The Big Blue after the Dromey
Saturday night after the Dromey dramas, I gave Brad a call to let him know how the comp went. After explaining to him about all the comp shenanigans and results, he tells me that him and his dad had done a quick afternoon run south of mandurah that afternoon and found 25m vis but hadn't lucked into any fish. With below average vis in Lancelin, I figured it was worth the gamble to take a run south, especially as I owed Brad a big favour after aborting an earlier trip at the last minute.
We made a late start with winds expected to ease into the afternoon and headed south from the Cut. We had the Penguin at WOT, scooting along the coast in the lee of the dunes and it wasn't long before we arrived at our destination. With three young divers in the boat, we didn't have a lot of GPS marks to run too, but vis was very good for finding ground so we started sounding around. Finding only small reefs in close we chucked big Nath off the back and trawled for a big GWS, heading into deeper water as we went.
Eventually we found a nice drop-off from around 13m down to 17m and chucked in the pick. I was amazed at the clarity of the water, but Brad was claiming that vis had deteriorated since Saturday. Still, you could see the grains of sand on the bottom so I was not complaining. There were big sambos coming up from the depths to say g'day, and a few smaller ones getting about too. The top of the reef here proved to be very flat, but there was a nice ledge along the sand edge that we all followed, making for some crowded diving, especially with a fit bastard like Nath who always seems to be swimming underneath you.
Me and Brad both had a look at a small dhu, which was borderline and grew as you looked at it, but decided to leave him be. Next thing you know Nath dives down on it and lines up. Me and Brad are both screaming into our snorkels which seems to have no effect on Nath or the dhu but luckily Nath misses the shot. As a new diver, it would have been Naths second ever dhu, so he can be forgiven.
Not long later Brad comes across a massive bluey and takes a shot as it starts to swim away. It must have hit the spine, because it didn't come out the other side and engage the flopper and the big fella manages to shrug the spear and amble into a cave. Nath swims down and has a look but can't see him. Brad follows and the blue is looking him straight in the eye front on, and receives an iki jimi from 1.4m of Rob Allen at point blank. On my scales, the fish weighs in at 32kg!
We have circumnavigated the reef by the time Brad puts the blue in the boat, so we go for a drive looking for more likely looking ground. The next spot is a bit shallower, but has nice sand bottomed gutters. Me and Brad both pick up king georges with 1.4m guns. Mine took two shots after he kicked off the first one in typical fashion and then swam under me 10minutes later some 50m away.
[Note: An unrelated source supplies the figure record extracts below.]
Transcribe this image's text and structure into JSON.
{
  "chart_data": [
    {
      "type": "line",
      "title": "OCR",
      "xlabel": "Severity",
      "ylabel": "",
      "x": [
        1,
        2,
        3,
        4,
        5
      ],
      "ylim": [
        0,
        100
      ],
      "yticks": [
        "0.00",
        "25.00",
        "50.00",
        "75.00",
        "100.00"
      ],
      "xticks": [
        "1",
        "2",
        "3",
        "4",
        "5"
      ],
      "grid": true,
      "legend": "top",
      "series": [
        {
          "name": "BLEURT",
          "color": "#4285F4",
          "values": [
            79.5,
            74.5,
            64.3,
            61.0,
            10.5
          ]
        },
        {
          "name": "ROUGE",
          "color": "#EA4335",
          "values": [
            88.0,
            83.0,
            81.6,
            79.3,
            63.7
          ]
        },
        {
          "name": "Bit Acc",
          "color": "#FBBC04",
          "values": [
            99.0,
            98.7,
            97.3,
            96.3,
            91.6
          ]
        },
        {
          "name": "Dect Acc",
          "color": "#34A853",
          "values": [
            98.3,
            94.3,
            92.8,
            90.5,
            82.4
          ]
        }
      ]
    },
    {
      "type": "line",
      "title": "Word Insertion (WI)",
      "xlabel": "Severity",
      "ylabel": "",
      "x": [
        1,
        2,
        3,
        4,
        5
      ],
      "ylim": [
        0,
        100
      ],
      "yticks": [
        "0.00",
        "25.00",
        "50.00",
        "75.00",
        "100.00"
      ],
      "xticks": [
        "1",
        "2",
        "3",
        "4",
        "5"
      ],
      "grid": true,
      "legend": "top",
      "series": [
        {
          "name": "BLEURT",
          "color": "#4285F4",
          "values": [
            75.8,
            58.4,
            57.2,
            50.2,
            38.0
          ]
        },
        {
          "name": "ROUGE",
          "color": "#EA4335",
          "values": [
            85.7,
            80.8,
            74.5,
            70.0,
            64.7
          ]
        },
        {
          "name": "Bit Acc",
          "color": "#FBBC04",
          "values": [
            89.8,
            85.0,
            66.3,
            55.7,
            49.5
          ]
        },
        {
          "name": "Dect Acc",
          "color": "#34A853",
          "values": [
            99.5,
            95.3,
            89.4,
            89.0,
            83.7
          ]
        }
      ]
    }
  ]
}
We spot a cray pot inside of us and drive towards it thinking that it might point us in the direction of some good ledges. Suddenly the bottom comes up from 17m to 12m on the sounder and we once again throw in. On his first dive, Brad gets a nice breaksea, and we both agree that this is much better dhu territory with much larger overhangs and caves. I swim off on my own and find a nice deep gutter. I breathe up and dive in, expecting to see the silver flash of dhu at any second, but I'm dissapointed to swim out of the cave empty handed. A big sambo comes in for a look and while I'm watching him swim around and catching my breath, I spot a nice size dhu well above the top of the reef I was just under! I take one more deep breath and dive as quietly as I can and swim very slowly at the arrogant dhu, beginning my glide as early as I can. The dhu takes on last look at me and begins to turn away. I am not kicking but gaining slowly on him, and I extend my gun and wait for him to take another look over his shoulder. As he turns I take an angled shot from behind and above and manage to keep him off the reef and get him to the surface. (He weighs in at 6kg clean).
As he struggles, a mate of his comes in for a look, and I am thinking that I am going to be in for a double of nice dhus. While I'm stringing my fish, the second dhu hides in the same cave I was in earlier. I take my time and bleed my dhu properly and dive down to find no dhu! There are deep cracks and I figure he is there somewhere so I begin gutting his mate. The big sambo comes back and makes a very aggressive pass on me, more like a shark than a sambo, before chomping on the sinking guts. The other dhu comes out of his cave for a look and I make all the same moves I did on the previous one, only to find that this isn't the massive dhu I thought it was and although it is well size, I leave it for another day as I have fish in the fridge from the Dromey.
When I get back to the boat, Brad is excited to say that a school of Macks swam past, and he missed a long shot on a 20kg plus one. An unusual sight in Mandurah! Him and Nath also mention that the cray pot we had headed towards had been on a very short float and had bobbed slowly past them while they were diving! It is getting late, so we call it a day and head back at WOT again, content with a good days dive and some good ground found.